On 12/7/24 11:33 AM, Hans-Peter Nilsson wrote:
On Sat, 30 Nov 2024, Jeff Law wrote:
On 11/28/24 5:26 AM, Alexey Merzlyakov wrote:
This patch adds optimization of the following patterns:
(zero_extend:M (subreg:N (not:O==M (X:Q==M)))) ->
(xor:M (zero_extend:M (subreg:N (X:M)), mask))
... where the mask is GET_MODE_MASK (N).
For the cases when X:M doesn't have any non-zero bits outside of mode N,
(zero_extend:M (subreg:N (X:M)) could be simplified to just (X:M)

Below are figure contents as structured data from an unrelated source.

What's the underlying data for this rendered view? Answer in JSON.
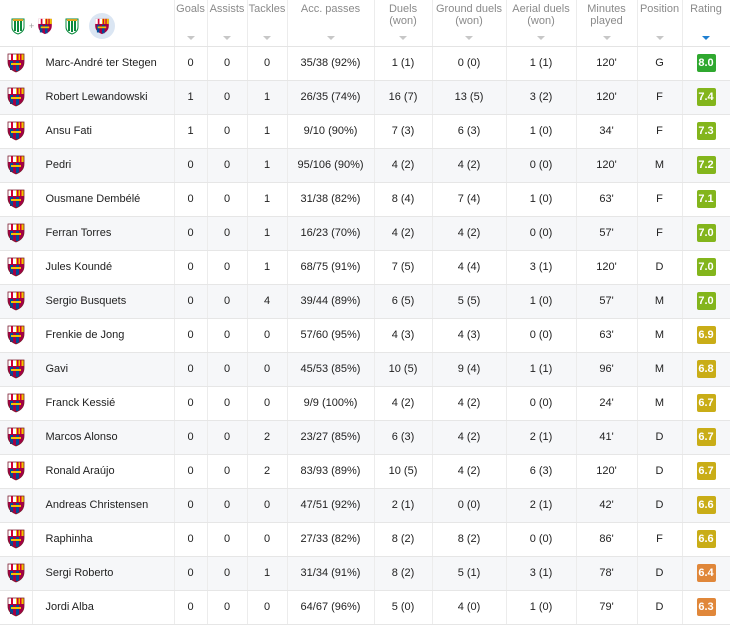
{
  "colors": {
    "accent": "#1e7fd1",
    "rating_green_dark": "#2fa82f",
    "rating_green": "#83b51c",
    "rating_yellow": "#c9ad17",
    "rating_orange": "#e0873a"
  },
  "filters": [
    {
      "name": "filter-both-teams",
      "icons": [
        "betis-crest-icon",
        "barcelona-crest-icon"
      ]
    },
    {
      "name": "filter-betis",
      "icons": [
        "betis-crest-icon"
      ]
    },
    {
      "name": "filter-barcelona",
      "icons": [
        "barcelona-crest-icon"
      ],
      "selected": true
    }
  ],
  "columns": {
    "goals": "Goals",
    "assists": "Assists",
    "tackles": "Tackles",
    "acc_passes": "Acc. passes",
    "duels_1": "Duels",
    "duels_2": "(won)",
    "ground_1": "Ground duels",
    "ground_2": "(won)",
    "aerial_1": "Aerial duels",
    "aerial_2": "(won)",
    "minutes_1": "Minutes",
    "minutes_2": "played",
    "position": "Position",
    "rating": "Rating"
  },
  "players": [
    {
      "name": "Marc-André ter Stegen",
      "goals": "0",
      "assists": "0",
      "tackles": "0",
      "passes": "35/38 (92%)",
      "duels": "1 (1)",
      "ground": "0 (0)",
      "aerial": "1 (1)",
      "minutes": "120'",
      "position": "G",
      "rating": "8.0",
      "rating_color": "#2fa82f"
    },
    {
      "name": "Robert Lewandowski",
      "goals": "1",
      "assists": "0",
      "tackles": "1",
      "passes": "26/35 (74%)",
      "duels": "16 (7)",
      "ground": "13 (5)",
      "aerial": "3 (2)",
      "minutes": "120'",
      "position": "F",
      "rating": "7.4",
      "rating_color": "#83b51c"
    },
    {
      "name": "Ansu Fati",
      "goals": "1",
      "assists": "0",
      "tackles": "1",
      "passes": "9/10 (90%)",
      "duels": "7 (3)",
      "ground": "6 (3)",
      "aerial": "1 (0)",
      "minutes": "34'",
      "position": "F",
      "rating": "7.3",
      "rating_color": "#83b51c"
    },
    {
      "name": "Pedri",
      "goals": "0",
      "assists": "0",
      "tackles": "1",
      "passes": "95/106 (90%)",
      "duels": "4 (2)",
      "ground": "4 (2)",
      "aerial": "0 (0)",
      "minutes": "120'",
      "position": "M",
      "rating": "7.2",
      "rating_color": "#83b51c"
    },
    {
      "name": "Ousmane Dembélé",
      "goals": "0",
      "assists": "0",
      "tackles": "1",
      "passes": "31/38 (82%)",
      "duels": "8 (4)",
      "ground": "7 (4)",
      "aerial": "1 (0)",
      "minutes": "63'",
      "position": "F",
      "rating": "7.1",
      "rating_color": "#83b51c"
    },
    {
      "name": "Ferran Torres",
      "goals": "0",
      "assists": "0",
      "tackles": "1",
      "passes": "16/23 (70%)",
      "duels": "4 (2)",
      "ground": "4 (2)",
      "aerial": "0 (0)",
      "minutes": "57'",
      "position": "F",
      "rating": "7.0",
      "rating_color": "#83b51c"
    },
    {
      "name": "Jules Koundé",
      "goals": "0",
      "assists": "0",
      "tackles": "1",
      "passes": "68/75 (91%)",
      "duels": "7 (5)",
      "ground": "4 (4)",
      "aerial": "3 (1)",
      "minutes": "120'",
      "position": "D",
      "rating": "7.0",
      "rating_color": "#83b51c"
    },
    {
      "name": "Sergio Busquets",
      "goals": "0",
      "assists": "0",
      "tackles": "4",
      "passes": "39/44 (89%)",
      "duels": "6 (5)",
      "ground": "5 (5)",
      "aerial": "1 (0)",
      "minutes": "57'",
      "position": "M",
      "rating": "7.0",
      "rating_color": "#83b51c"
    },
    {
      "name": "Frenkie de Jong",
      "goals": "0",
      "assists": "0",
      "tackles": "0",
      "passes": "57/60 (95%)",
      "duels": "4 (3)",
      "ground": "4 (3)",
      "aerial": "0 (0)",
      "minutes": "63'",
      "position": "M",
      "rating": "6.9",
      "rating_color": "#c9ad17"
    },
    {
      "name": "Gavi",
      "goals": "0",
      "assists": "0",
      "tackles": "0",
      "passes": "45/53 (85%)",
      "duels": "10 (5)",
      "ground": "9 (4)",
      "aerial": "1 (1)",
      "minutes": "96'",
      "position": "M",
      "rating": "6.8",
      "rating_color": "#c9ad17"
    },
    {
      "name": "Franck Kessié",
      "goals": "0",
      "assists": "0",
      "tackles": "0",
      "passes": "9/9 (100%)",
      "duels": "4 (2)",
      "ground": "4 (2)",
      "aerial": "0 (0)",
      "minutes": "24'",
      "position": "M",
      "rating": "6.7",
      "rating_color": "#c9ad17"
    },
    {
      "name": "Marcos Alonso",
      "goals": "0",
      "assists": "0",
      "tackles": "2",
      "passes": "23/27 (85%)",
      "duels": "6 (3)",
      "ground": "4 (2)",
      "aerial": "2 (1)",
      "minutes": "41'",
      "position": "D",
      "rating": "6.7",
      "rating_color": "#c9ad17"
    },
    {
      "name": "Ronald Araújo",
      "goals": "0",
      "assists": "0",
      "tackles": "2",
      "passes": "83/93 (89%)",
      "duels": "10 (5)",
      "ground": "4 (2)",
      "aerial": "6 (3)",
      "minutes": "120'",
      "position": "D",
      "rating": "6.7",
      "rating_color": "#c9ad17"
    },
    {
      "name": "Andreas Christensen",
      "goals": "0",
      "assists": "0",
      "tackles": "0",
      "passes": "47/51 (92%)",
      "duels": "2 (1)",
      "ground": "0 (0)",
      "aerial": "2 (1)",
      "minutes": "42'",
      "position": "D",
      "rating": "6.6",
      "rating_color": "#c9ad17"
    },
    {
      "name": "Raphinha",
      "goals": "0",
      "assists": "0",
      "tackles": "0",
      "passes": "27/33 (82%)",
      "duels": "8 (2)",
      "ground": "8 (2)",
      "aerial": "0 (0)",
      "minutes": "86'",
      "position": "F",
      "rating": "6.6",
      "rating_color": "#c9ad17"
    },
    {
      "name": "Sergi Roberto",
      "goals": "0",
      "assists": "0",
      "tackles": "1",
      "passes": "31/34 (91%)",
      "duels": "8 (2)",
      "ground": "5 (1)",
      "aerial": "3 (1)",
      "minutes": "78'",
      "position": "D",
      "rating": "6.4",
      "rating_color": "#e0873a"
    },
    {
      "name": "Jordi Alba",
      "goals": "0",
      "assists": "0",
      "tackles": "0",
      "passes": "64/67 (96%)",
      "duels": "5 (0)",
      "ground": "4 (0)",
      "aerial": "1 (0)",
      "minutes": "79'",
      "position": "D",
      "rating": "6.3",
      "rating_color": "#e0873a"
    }
  ]
}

and whole optimization will be:
(zero_extend:M (subreg:N (not:M (X:M)))) ->
(xor:M (X:M, mask))
Patch targets to handle code patterns like:
not a0,a0
andi a0,a0,0xff
to be optimized to:
xori a0,a0,255
Thanks. I've bootstrapped & regression tested this on x86_64 as well as run
it through my tester successfully. Pushed to the trunk. Hopefully no fallout
this time :-)
jeff
This doesn't look like an obviously generic, universal
optimization.
Targets that have to move a constant to a register for the xor
mask, but have simple access to sub-word "not" and zero-extend,
will be pessimized by having the "not" and zero-extend replaced
with an xor with a constant, IIUC.
This isn't any different than targets which can't efficiently handle the
0xffff case. Such targets should reject the xor with a constant if they
can't handle it which will keep combine from utilizing the xor with
constant sequence. I've already seen that in practice.
For targets that have xor with constant, but for which it is more
expensive than the original sequence, if they have their costing right,
the right thing should just happen as well, though I haven't personally
seen that behavior.
Jeff